Но сейчас, спустя четыре недели, капитан Квилтер мог вздохнуть спокойнее. Этот последний переход, из Гамбурга в Лондон, будет самым легким,
Широко расставив ноги, он твердо стоял на поскрипывающей палубе и вдыхал морской ветер, становившийся все холоднее и солонее. Болотистые берега и соляные топи с их дамбами и плетеными заграждениями уплывали вдаль вместе с изогнутой береговой линией порта. Капитан хорошо знал устье этой реки, ее отмели и наносные песчаные острова, и ему не было особой нужды в морских картах, которые лежали, свернутые в трубочку, в его каюте, чтобы убедиться в правильности курса. Вскоре после полудня они дойдут до Куксхафена, и если Северное море встретит их попутным ветром и хорошей погодой, то побережье Англии появится перед ними через два дня. Хотелось бы, конечно, быстрее: сорока шести человекам, входившим в его команду, не терпелось вернуться домой после пяти месяцев плавания. Но зато теперь у них, по крайней мере, появятся деньжата в карманах, несмотря на то, что обещанная партия висмарского пива [129] заблудилась где-то между Любеком и Гамбургом. Пожалуй, улов вполне оправдывает трудности путешествия. Все получат условленные деньги да еще и добавочное вознаграждение, не говоря уж о той изрядной прибыли, что ждет акционеров Королевской биржи. Ведь «Беллерофонт» везет в своих трюмах почти пятьсот связок наилучшего меха, закупленного у лопарей и самоедов в английском форте Архангельска. По расчетам Квилтера, они везли в Англию столько бобровых шкур, что их хватит на несколько сотен шапок, не говоря уж об ондатрах и лисах для множества шуб, соболях и горностаях для отделки сотни судейских мантий… Да к тому же еще несколько дюжин медвежьих и оленьих шкур, первые — с сохранившимися когтями и мумифицированными головами, вторые — с неповрежденными рогами; все они предназначались для украшения стен или полов в разнообразных дворянских имениях. Прошлая зима была холодной даже по меркам Московии (по крайней мере, так утверждали самоеды), и поэтому меха получились более густыми — то есть более ценными, — чем обычно.
129
…висмарского пива… — Висмар — морской порт на севере Германии, на Балтике.

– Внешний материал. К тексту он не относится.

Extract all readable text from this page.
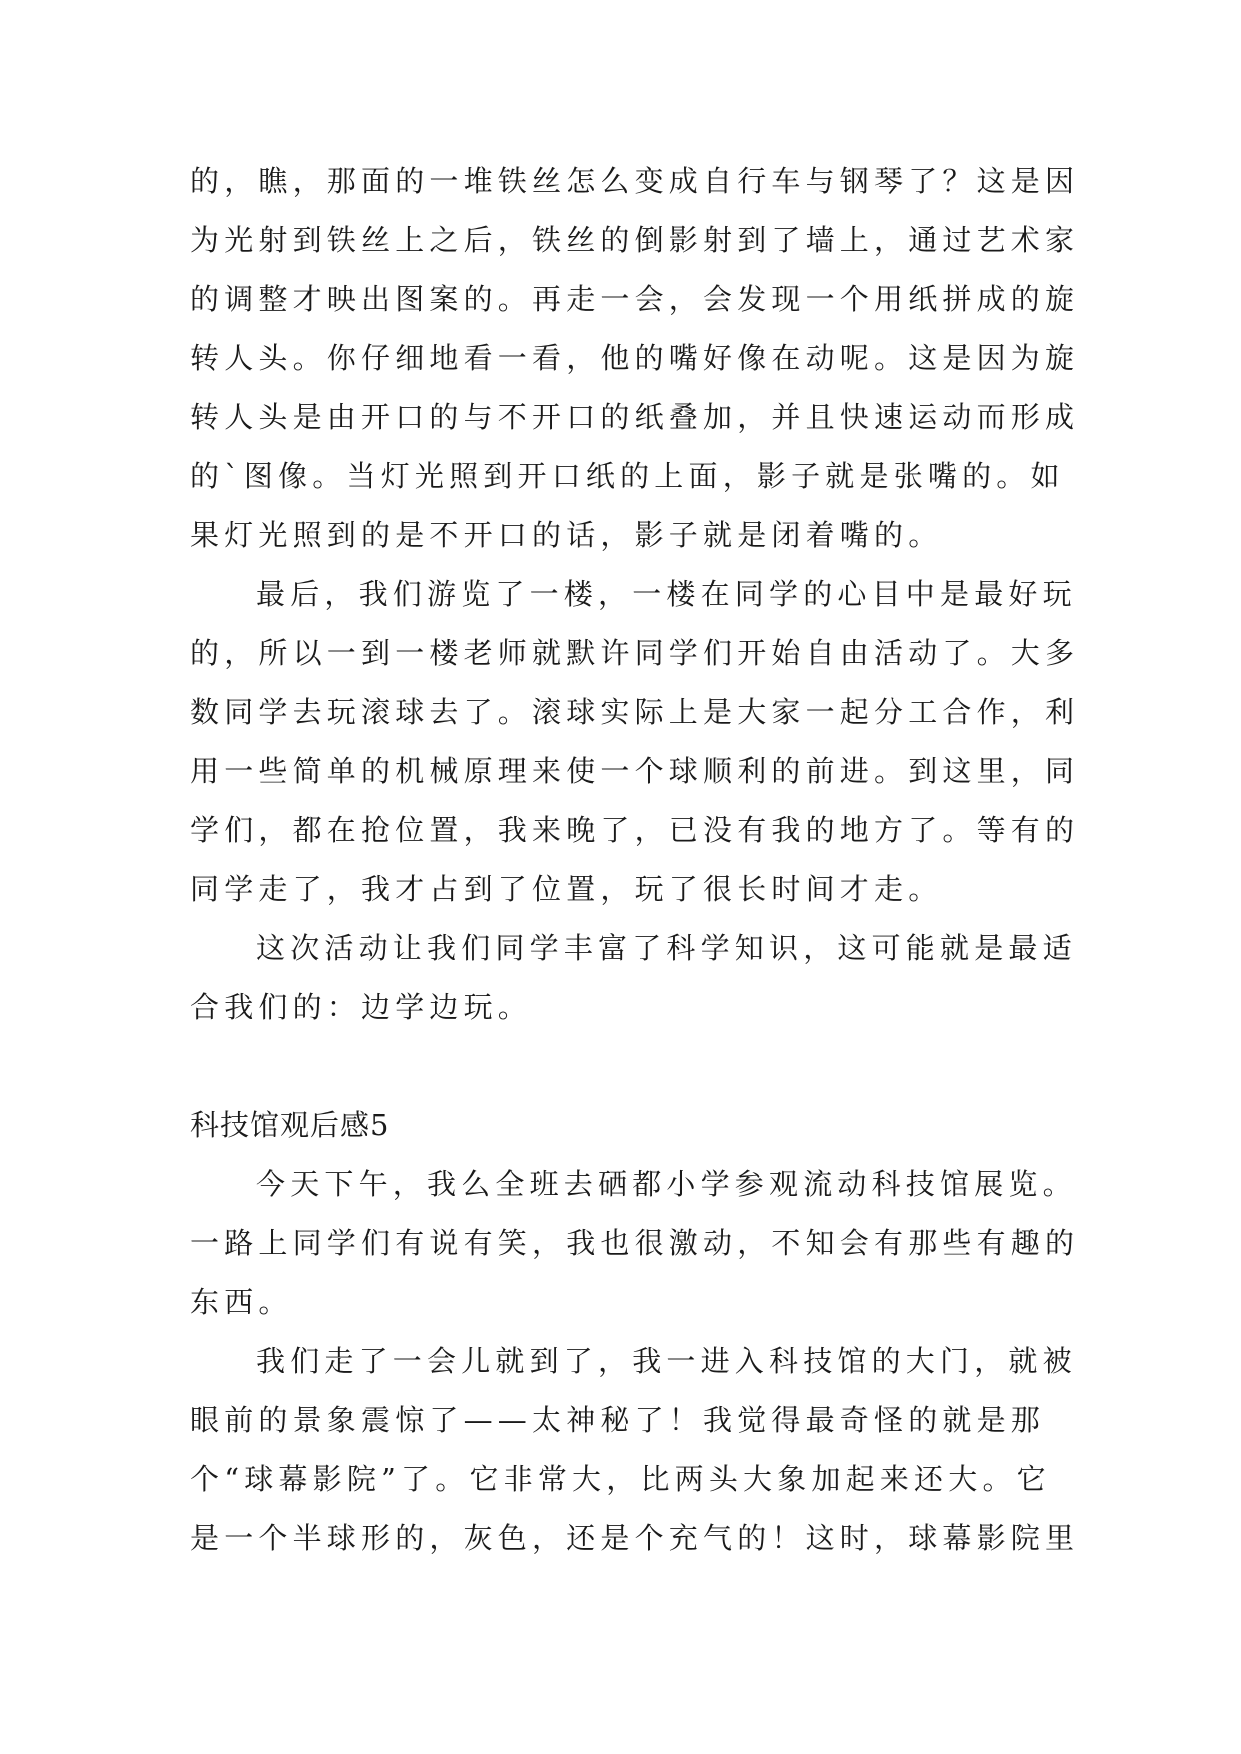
的，瞧，那面的一堆铁丝怎么变成自行车与钢琴了？这是因
为光射到铁丝上之后，铁丝的倒影射到了墙上，通过艺术家
的调整才映出图案的。再走一会，会发现一个用纸拼成的旋
转人头。你仔细地看一看，他的嘴好像在动呢。这是因为旋
转人头是由开口的与不开口的纸叠加，并且快速运动而形成
的`图像。当灯光照到开口纸的上面，影子就是张嘴的。如
果灯光照到的是不开口的话，影子就是闭着嘴的。
最后，我们游览了一楼，一楼在同学的心目中是最好玩
的，所以一到一楼老师就默许同学们开始自由活动了。大多
数同学去玩滚球去了。滚球实际上是大家一起分工合作，利
用一些简单的机械原理来使一个球顺利的前进。到这里，同
学们，都在抢位置，我来晚了，已没有我的地方了。等有的
同学走了，我才占到了位置，玩了很长时间才走。
这次活动让我们同学丰富了科学知识，这可能就是最适
合我们的：边学边玩。
科技馆观后感5
今天下午，我么全班去硒都小学参观流动科技馆展览。
一路上同学们有说有笑，我也很激动，不知会有那些有趣的
东西。
我们走了一会儿就到了，我一进入科技馆的大门，就被
眼前的景象震惊了——太神秘了！我觉得最奇怪的就是那
个“球幕影院”了。它非常大，比两头大象加起来还大。它
是一个半球形的，灰色，还是个充气的！这时，球幕影院里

Имелся также и другой груз, правда секретный, за который капитан Квилтер не заплатил ни единого талера таможенной пошлины. Обернувшись, он бросил взгляд в сторону люка. Хоть и правда, что, взяв на борт тайный груз, он повел себя как мелкий контрабандист, но был ли у него в данном случае выбор? От торговца из Любека не прибыли две сотни бочек с пивом, а это означало, что «Беллерофонту» приходилось взять несколько ластов [130] дешевой люнебургской соли для балласта. Но люнебургскую соль было бы трудно продать в Лондоне, даже если бы ее и удалось закупить за такой короткий срок, — а так получилось, что соли на складе не было. Не было и никакого другого балласта — ни красителей, ни чугуна, вот Квилтер и согласился — с меньшей неохотой, чем надлежало бы для приличия, — взять на борт эти таинственные ящики, не записанные в книге портового смотрителя, — а по прибытии в Англию о них также не следовало сообщать в таможне. Таков, по крайней мере, был план. За беспокойство капитану посулили две тысячи имперских талеров, то есть почти 400 фунтов стерлингов, половину из которых ему уже заплатили, и она была надежно спрятана в его матросском сундучке. Ну что ж, сказал он себе, когда по правому борту появилась крепость Глюкштадт, — пожалуй, улов у нас действительно весьма удачный.
130
Ласт — мера, различная для разного товара: 80 бушелей зерна, 12 мешков шерсти, 24 бочонка пороха и т. п.
Однако кое-что во всем этом деле по-прежнему беспокоило Квилтера. Откуда, к примеру, тот человек из «Золотой грозди» узнал его имя? Откуда он узнал о потерявшейся партии висмарского пива? И что за пассажиров его уговорили взять на борт и спрятать в трюме за несколько дополнительных талеров? Может, обычные шпионы, которыми, поговаривали, кишел в то время всякий европейский порт. Но для кого они шпионили? И тот незнакомец из таверны, Джон Крукис, — может, он тоже шпион?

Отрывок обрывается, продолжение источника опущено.